KARACHI: Exporters are facing a nightmare after transporters launched a countrywide strike a week ago, with the country’s ports jammed with 25,000 containers waiting for trucks.
Exporters of perishable items in particular warned that their products will either become useless, or their orders will be cancelled, if they fail to meet their deadlines.
Wednesday was a busy day for Karachi’s leading exporters – arranging press conferences to explain the catastrophic consequences of the strike – and pointing fingers toward the government for inaction and apparently being unaware of the gravity of the issue, which is critical to the economy.
However, after the ruckus created by the business community, the cabinet finally constituted a two-member committee on Wednesday to negotiate with the transporters. The committee includes Federal Minister for Ports and Shipping, Babar Khan Ghauri.
Ghulam Yaseen Khan, chairperson of the United Goods Transporters Alliance (the representative association of countrywide transporters), told The Express Tribune that they were to meet the committee on Wednesday night.

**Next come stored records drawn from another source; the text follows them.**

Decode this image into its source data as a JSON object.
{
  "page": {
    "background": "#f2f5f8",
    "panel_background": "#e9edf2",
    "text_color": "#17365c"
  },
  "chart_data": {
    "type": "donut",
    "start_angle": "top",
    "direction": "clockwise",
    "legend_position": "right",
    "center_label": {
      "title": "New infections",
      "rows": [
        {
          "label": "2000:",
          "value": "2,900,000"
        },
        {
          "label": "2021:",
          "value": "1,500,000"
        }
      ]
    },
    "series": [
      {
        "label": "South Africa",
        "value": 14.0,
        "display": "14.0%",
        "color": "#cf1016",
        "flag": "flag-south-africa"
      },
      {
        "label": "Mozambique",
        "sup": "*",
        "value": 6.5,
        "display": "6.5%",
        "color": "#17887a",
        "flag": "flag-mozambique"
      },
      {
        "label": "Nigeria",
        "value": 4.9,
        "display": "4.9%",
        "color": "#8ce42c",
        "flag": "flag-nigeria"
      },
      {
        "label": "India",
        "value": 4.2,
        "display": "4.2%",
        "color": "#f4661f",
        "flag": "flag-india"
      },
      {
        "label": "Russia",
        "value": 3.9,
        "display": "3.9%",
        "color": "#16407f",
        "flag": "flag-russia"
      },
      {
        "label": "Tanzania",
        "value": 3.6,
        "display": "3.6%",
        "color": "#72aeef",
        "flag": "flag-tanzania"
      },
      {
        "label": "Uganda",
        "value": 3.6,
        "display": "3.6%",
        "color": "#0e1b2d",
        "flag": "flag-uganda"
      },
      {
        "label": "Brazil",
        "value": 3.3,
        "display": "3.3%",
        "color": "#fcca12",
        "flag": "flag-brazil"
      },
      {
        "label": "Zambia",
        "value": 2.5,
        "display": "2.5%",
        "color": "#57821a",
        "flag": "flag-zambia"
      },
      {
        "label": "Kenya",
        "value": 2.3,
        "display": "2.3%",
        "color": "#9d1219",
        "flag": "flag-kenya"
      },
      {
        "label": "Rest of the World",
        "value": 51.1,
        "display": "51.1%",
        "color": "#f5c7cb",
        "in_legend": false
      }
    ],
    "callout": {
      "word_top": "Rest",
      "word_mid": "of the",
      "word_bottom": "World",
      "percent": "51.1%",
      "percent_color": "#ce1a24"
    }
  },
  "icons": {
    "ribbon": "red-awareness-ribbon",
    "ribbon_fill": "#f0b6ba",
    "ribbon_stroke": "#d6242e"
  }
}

“The government is now listening to us, which is appreciable,” he said, “I hope the committee will come up with some solutions to end this countrywide strike.”
Khan added that transporters were protesting because of a lack of security on highways, and that their problem was with the National Highway Authority (NHA) and Motorway Police.
“If the government does not accept our legitimate demands, we will stage a sit-in at Port Qasim, a leading port of the country,” he added.
The Motorway Police, however, responsible for regulating traffic on Pakistan’s highways, say that the transporters’ demands are illegitimate. “The transporters are blackmailing the government,” spokesperson Muhammad Javed Chaudhary told The Express Tribune, adding, “They are agitating because we are enforcing motorway laws, especially on the illegal practice of overloading heavy vehicles.”
When asked why the government did not take up this issue for over a week, he replied that they were professionals and were just following highway laws. “If we do not stop these prevalent illegal practices, this overloading will continue to damage our highways constructed with hard-earned taxpayers’ money,” he added.
A representative of a leading truck maker, requesting anonymity, said that Pakistani transporters do indulge in overloading which actually damages the highways.
Meanwhile, Pakistan Hosiery Manufacturers and Exporters Association Chairman Jawed Bilwani, one of the representatives of nine leading export associations, said during a press conference on Wednesday that the government does not realise the gravity of situation.
December is an important month because the export of textile goods worth billions to Europe and the US takes place over Christmas and the New Year, Bilwani said, adding that it is believed exports worth Rs100 billion (over $1 billion) have been stuck at ports. In the meanwhile, factories are running out of raw materials because of the strike, he explained.
All Pakistan Fruit and Vegetable Exporters, Importers and Merchants Association Chairperson Waheed Ahmed said that the strike has caused losses worth billions of rupees to its members.
Published in The Express Tribune, December 13th, 2012.